I am wondering why her birthplace is given as Coromandel, Bengal. Coromandel was South East, and also included a Dutch settlement (in what is now Andra Pradesh). Bengal is far north and was a British possession. She occurs more often, however as being van Malabar, which is on the West Coast (modern day Kerala) where the Dutch also had a presence. I would thus suggest we change the birthplace in the vitals to correspond to the Place given in the Bio: Malabar.

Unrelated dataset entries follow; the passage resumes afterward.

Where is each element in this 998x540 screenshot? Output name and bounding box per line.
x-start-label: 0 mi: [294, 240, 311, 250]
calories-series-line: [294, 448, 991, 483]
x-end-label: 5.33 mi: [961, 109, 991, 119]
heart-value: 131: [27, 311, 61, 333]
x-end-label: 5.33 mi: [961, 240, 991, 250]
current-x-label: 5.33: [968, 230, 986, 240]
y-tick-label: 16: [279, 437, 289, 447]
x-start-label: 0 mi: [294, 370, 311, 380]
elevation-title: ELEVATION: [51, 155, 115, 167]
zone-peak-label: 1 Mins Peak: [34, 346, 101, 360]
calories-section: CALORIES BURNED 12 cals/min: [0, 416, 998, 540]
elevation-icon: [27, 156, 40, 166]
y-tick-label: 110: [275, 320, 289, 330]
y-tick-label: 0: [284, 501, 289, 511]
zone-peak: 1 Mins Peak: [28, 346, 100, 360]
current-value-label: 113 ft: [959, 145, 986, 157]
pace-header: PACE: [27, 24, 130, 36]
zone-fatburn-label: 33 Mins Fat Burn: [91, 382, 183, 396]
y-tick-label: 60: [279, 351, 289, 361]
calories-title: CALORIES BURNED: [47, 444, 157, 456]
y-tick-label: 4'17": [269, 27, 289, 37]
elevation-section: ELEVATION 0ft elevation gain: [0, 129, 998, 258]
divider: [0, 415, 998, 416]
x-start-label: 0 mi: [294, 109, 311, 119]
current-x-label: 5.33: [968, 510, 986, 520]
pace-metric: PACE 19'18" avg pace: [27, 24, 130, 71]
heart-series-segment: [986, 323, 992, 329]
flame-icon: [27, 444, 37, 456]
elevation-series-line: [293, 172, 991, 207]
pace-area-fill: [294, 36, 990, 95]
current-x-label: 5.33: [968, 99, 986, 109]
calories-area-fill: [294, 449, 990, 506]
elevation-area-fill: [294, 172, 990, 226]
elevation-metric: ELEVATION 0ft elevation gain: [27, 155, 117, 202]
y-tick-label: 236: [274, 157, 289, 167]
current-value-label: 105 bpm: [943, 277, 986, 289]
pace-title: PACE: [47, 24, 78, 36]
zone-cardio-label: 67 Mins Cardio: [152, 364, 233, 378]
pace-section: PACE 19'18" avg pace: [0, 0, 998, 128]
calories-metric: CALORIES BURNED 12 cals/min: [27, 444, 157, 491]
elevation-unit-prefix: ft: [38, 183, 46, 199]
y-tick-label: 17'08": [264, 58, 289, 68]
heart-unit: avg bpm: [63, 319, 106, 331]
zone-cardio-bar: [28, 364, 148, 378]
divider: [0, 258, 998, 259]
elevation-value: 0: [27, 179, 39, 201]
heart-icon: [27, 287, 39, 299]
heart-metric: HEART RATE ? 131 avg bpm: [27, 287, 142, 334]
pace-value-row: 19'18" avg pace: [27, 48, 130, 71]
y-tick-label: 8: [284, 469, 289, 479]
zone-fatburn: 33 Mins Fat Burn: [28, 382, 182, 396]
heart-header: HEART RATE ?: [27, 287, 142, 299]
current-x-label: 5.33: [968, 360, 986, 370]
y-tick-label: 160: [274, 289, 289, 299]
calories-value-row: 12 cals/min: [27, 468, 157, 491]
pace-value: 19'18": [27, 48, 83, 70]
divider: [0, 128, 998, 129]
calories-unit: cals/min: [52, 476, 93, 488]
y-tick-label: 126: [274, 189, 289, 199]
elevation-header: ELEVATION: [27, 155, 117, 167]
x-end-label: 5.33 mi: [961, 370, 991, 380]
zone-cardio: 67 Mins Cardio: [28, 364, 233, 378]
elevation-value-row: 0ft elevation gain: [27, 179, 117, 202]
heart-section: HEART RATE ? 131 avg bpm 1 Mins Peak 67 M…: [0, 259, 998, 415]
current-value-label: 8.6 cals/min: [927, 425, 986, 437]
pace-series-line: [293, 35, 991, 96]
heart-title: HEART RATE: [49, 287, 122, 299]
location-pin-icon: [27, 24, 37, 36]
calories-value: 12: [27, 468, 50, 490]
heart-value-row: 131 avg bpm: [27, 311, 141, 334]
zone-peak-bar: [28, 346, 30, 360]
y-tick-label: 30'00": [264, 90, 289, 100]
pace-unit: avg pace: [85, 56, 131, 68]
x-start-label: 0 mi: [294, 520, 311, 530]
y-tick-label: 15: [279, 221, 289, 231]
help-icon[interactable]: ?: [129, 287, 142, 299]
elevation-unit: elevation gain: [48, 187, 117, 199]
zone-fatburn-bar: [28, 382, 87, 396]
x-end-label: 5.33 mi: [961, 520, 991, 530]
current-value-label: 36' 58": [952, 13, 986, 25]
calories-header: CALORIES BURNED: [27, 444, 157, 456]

Hi Lee-Ann. Do you know about Gedmatch. It is a computer system that compares DNA between all the DNA companies, not just the one you diod your test with. My GedMatch code is ZV5221835. If you register with them and upload your raw data they will do a match with all the data lodged with them, and perhaps you will find me, although perhaps we are to far apart.
Hi, Could you perhaps send me proof that Adriaantje Gabriels Claassen Helm was Gabriel of Samboua and Catharina van Malabar's daughter?
Was Jannetje Gerrits Botma 1642 - 1716 related to them?
How is Gerbrecht van Loggenberg Boshouer 1684 - 1772 related to them?
I would appreciate anything you can help me with?
Our ancestor was Wijnand Leenderts Bezuidenhout 1674 - 23/10/1724.
I would like to find proof of the bond and confirmation if you can help me?